Son yıllarda gerek mevzuatlarda yapılan değişiklikler gerekse piyasamızdaki gelişmelere bağlı olarak yeni sermaye piyasası araçlarının gündeme geldiğini görüyoruz. Piyasalar büyüdükçe de yatırımcı ilgisini artırmak için alternatif ürünlere olan ihtiyaç devam edecektir. Endeksler, ürün geliştiren finans kuruluşlarının en önemli enstrümanlarından biridir. Endeks üzerine yatırım fonları, borsa yatırım fonları, bireysel emeklilik fonları ve diğer yatırım araçları geliştirilebilir. Katılım Endeksi, ürün geliştirme amaçlı da kullanılabilecek ve kendi yatırımcı grubuna hitap eden ürünlere esas teşkil edecektir.
Dünya genelinde alternatif yatırımların büyük bir hızla artması, gelişmiş ülkeler dahil olmak üzere birçok ülkede bu yatırımların en çok büyüyen alanlardan biri olması nedeni ile Katılım Endeksi’nin oluşturulması, yabancı yatırımcı ilgisinin çekilmesi için de önem arz etmektedir. Ülkemizde bu konuda bir standardizasyonun bulunmaması nedeni ile bu yatırımcı kitlesine hitap etmekte ciddi eksiklikler yaşanmaktadır.

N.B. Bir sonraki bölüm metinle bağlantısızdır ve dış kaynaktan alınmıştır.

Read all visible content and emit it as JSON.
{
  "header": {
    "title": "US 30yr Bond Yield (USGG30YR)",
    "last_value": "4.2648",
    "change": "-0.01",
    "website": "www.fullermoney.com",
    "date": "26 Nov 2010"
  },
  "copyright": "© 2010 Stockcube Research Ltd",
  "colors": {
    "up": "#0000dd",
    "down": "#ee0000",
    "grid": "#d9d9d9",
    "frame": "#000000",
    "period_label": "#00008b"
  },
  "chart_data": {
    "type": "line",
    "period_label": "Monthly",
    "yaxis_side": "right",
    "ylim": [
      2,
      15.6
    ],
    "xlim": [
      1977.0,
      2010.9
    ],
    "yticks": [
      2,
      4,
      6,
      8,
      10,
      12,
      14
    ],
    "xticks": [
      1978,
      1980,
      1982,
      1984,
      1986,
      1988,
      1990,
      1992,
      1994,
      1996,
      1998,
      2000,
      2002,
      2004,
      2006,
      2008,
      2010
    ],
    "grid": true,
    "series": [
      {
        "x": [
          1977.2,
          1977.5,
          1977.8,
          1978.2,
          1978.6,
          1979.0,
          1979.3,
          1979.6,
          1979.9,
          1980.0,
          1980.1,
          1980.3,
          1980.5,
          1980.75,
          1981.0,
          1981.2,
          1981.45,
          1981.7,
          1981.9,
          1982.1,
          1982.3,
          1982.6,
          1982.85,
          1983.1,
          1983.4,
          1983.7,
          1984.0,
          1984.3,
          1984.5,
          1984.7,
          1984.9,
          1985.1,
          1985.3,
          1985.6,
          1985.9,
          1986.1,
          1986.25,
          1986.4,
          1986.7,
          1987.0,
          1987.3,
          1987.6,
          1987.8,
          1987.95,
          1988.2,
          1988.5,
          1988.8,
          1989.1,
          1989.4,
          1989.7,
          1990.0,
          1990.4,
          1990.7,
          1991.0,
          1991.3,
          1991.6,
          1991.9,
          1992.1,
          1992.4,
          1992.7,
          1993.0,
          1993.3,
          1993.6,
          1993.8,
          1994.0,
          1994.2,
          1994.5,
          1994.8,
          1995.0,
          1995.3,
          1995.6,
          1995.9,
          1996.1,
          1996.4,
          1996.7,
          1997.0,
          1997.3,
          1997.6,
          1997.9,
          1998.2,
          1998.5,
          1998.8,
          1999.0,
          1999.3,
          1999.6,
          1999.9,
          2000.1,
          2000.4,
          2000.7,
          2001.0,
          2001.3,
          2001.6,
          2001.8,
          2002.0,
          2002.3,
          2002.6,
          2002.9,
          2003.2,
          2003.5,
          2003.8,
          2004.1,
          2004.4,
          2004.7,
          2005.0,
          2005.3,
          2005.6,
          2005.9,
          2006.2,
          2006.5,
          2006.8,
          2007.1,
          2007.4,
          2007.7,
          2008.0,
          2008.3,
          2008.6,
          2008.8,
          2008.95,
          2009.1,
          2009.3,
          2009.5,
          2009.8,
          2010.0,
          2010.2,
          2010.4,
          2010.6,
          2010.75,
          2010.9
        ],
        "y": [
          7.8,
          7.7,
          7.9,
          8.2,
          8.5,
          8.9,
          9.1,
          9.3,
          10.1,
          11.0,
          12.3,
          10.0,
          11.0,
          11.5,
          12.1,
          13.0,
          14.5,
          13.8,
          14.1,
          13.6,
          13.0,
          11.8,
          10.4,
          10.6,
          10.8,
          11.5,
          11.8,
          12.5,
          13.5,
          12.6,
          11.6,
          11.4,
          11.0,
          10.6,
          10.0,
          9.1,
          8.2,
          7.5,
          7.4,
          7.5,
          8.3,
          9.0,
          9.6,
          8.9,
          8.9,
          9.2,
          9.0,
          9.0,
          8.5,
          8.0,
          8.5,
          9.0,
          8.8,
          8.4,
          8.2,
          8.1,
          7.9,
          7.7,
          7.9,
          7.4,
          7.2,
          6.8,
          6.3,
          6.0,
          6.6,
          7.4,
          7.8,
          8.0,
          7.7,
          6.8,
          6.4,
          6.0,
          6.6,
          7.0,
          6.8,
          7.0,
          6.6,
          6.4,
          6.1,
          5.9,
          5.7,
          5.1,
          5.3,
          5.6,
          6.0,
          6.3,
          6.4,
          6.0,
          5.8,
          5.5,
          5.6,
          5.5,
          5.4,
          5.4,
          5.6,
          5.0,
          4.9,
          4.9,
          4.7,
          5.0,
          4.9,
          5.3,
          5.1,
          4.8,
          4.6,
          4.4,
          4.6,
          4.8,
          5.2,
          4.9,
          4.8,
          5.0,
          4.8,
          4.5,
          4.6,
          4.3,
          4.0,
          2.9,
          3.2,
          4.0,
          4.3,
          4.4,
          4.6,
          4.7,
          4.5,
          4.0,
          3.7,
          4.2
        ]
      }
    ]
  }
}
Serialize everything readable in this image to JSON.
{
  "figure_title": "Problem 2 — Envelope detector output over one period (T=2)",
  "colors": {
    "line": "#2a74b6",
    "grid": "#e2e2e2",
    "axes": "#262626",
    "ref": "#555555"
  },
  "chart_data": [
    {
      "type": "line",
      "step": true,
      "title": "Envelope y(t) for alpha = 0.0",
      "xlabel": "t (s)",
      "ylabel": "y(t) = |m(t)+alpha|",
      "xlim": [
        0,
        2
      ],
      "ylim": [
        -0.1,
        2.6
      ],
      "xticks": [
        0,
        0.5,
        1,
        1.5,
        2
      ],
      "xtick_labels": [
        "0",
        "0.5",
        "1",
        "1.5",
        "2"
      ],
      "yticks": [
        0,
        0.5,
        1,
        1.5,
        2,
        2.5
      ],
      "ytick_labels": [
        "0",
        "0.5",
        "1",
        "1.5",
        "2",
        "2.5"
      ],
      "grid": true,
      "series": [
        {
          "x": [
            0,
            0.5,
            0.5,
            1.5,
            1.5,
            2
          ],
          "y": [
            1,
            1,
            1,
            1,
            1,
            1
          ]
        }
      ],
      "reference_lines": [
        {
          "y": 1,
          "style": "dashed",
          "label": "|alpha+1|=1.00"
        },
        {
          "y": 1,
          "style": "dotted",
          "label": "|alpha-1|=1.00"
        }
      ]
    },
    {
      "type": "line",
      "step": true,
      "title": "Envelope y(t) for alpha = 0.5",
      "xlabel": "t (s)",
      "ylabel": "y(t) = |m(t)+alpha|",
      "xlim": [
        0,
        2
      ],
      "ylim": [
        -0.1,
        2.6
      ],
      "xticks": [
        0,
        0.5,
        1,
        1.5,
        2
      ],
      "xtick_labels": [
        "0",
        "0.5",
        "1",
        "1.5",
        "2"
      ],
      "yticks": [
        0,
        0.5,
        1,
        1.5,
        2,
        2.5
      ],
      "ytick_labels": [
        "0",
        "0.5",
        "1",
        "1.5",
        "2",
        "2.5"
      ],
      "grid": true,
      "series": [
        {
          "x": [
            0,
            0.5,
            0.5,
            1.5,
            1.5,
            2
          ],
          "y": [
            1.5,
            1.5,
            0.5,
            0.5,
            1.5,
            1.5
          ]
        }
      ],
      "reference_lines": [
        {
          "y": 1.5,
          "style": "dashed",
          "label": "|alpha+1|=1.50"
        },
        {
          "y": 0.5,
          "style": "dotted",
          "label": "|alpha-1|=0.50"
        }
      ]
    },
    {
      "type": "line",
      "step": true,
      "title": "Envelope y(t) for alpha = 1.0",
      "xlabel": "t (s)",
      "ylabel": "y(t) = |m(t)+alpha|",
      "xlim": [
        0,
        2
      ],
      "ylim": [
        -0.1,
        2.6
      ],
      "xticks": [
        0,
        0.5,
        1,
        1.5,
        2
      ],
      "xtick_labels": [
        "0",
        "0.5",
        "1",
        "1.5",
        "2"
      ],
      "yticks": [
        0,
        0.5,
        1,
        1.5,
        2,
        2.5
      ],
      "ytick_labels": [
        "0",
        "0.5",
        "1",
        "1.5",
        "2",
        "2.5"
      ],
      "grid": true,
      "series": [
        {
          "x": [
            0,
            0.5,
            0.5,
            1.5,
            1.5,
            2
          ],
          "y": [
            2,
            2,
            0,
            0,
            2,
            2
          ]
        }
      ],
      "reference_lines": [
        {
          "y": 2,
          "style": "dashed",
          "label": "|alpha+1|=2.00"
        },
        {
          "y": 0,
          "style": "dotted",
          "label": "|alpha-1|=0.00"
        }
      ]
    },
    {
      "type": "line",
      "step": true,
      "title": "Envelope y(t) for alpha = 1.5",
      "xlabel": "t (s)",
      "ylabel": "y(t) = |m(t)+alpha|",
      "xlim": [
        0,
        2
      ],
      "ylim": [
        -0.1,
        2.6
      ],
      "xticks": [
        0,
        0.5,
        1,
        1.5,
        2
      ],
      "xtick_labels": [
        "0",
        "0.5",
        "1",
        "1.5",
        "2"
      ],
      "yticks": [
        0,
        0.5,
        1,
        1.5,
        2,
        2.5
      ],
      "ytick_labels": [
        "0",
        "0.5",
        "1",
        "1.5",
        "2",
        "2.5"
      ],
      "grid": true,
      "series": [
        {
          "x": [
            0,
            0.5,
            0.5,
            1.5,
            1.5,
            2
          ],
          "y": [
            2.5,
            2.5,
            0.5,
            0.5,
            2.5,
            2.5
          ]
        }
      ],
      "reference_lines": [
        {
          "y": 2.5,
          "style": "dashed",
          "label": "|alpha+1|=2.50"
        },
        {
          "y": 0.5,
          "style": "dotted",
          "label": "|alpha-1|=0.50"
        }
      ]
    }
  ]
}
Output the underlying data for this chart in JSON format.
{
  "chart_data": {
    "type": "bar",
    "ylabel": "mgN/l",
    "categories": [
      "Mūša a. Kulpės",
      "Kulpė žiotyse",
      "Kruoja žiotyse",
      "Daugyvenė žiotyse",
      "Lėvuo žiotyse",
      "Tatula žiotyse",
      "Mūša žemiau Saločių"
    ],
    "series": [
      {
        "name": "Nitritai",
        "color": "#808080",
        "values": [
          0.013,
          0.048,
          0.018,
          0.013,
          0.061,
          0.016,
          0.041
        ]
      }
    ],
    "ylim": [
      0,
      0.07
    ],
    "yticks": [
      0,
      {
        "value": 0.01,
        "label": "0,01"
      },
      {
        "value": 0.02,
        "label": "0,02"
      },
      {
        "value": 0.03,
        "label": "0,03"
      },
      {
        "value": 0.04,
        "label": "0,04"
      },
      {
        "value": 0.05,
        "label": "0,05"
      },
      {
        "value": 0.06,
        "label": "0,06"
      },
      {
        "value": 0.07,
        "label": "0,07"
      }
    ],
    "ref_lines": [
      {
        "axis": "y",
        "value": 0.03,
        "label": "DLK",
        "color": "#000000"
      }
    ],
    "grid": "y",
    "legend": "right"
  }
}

Katılım Endeksi Kuralları’nın uluslararası uygulamaları dikkate alması nedeni ile Katılım Endeksi ve bu endekse dayalı ürün ve hizmetler, yabancı yatırımcılara da hitap edebilecektir.
Krediye teminat kabul edilebilecek hisse senetleri tespiti, türev uygulamalar ve hisse senedinin kullanılabildiği diğer birçok alanda, Katılım Bankacılığı prensipleri doğrultusunda yatırım yapan yatırımcıların ve bu hizmeti veren kurumların ihtiyacını karşılayacak olan Katılım Endeksi, bu alanda standardizasyon için atılan ilk adım olması itibarı ile de ayrı bir değer kazanmaktadır”61.